I push it back with the reminder, “You need to split it.”
She crinkles her nose. “Please do not insult me. Owners who take tips are just gross.”
“She’s right.” Her father, Abe, chuckles.
“It’s over five hundred dollars in, like, four hours.”
She looks at her sister, Dromida, who works at Mercy West hospital. “More than a surgeon makes.”
“Game nights don’t count.”
She picks up the stack of bills, flips through them, then fans herself. “Oh, they count.”
“Wait till she finds out we add twenty percent to the drink prices on game nights to ensure our staff gets paid for their service.” Fawna’s mom winks at me.
“No way!” I gasp.
“It won’t be this good every night. Fawna normally has three on.”
“We killed it tonight with just us,” Fawna states. “You work, girl.”
I will admit it was busy as hell, and I have to pee so bad I don’t know how I’m still standing here, but so worth it.
“We did eight K in four hours, and this is nothing compared to what the next two nights will be.

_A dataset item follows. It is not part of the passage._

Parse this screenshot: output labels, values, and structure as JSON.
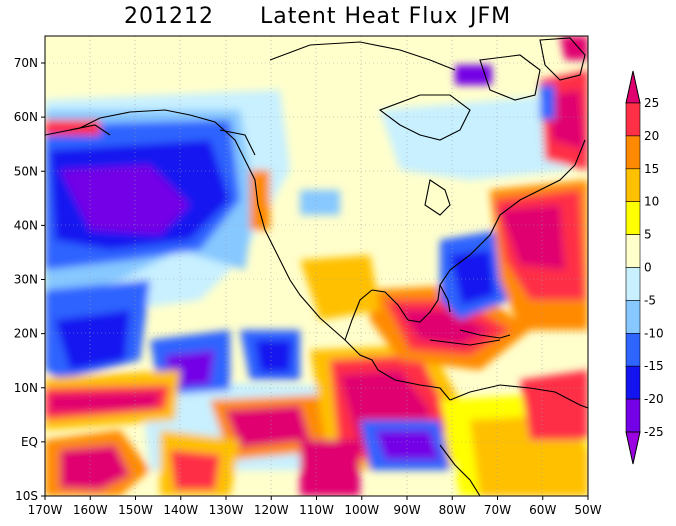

They win night one, two is busy, and three is insane.” Fawna laughs at what I assume my expression must be. “You’ll still average anywhere between five and eight hundred a night with three on.”
“When Aria’s on, take notes; she pushes top shelf shots. With the twenty percent increase, that’s bank.” Fawna shrugs.
“You’re back here, too. It’s only fair you?—”
“I do just fine.” She leans in and whispers, “Four to five hundred percent markup on liquor.” She steps back and winks. “I’m not just a pretty face and hot bod.”
“You’re a fucking genius,” I state.
She throws her hands in the air. “Right?”
“Why doesn’t everyone own a bar?” I ask.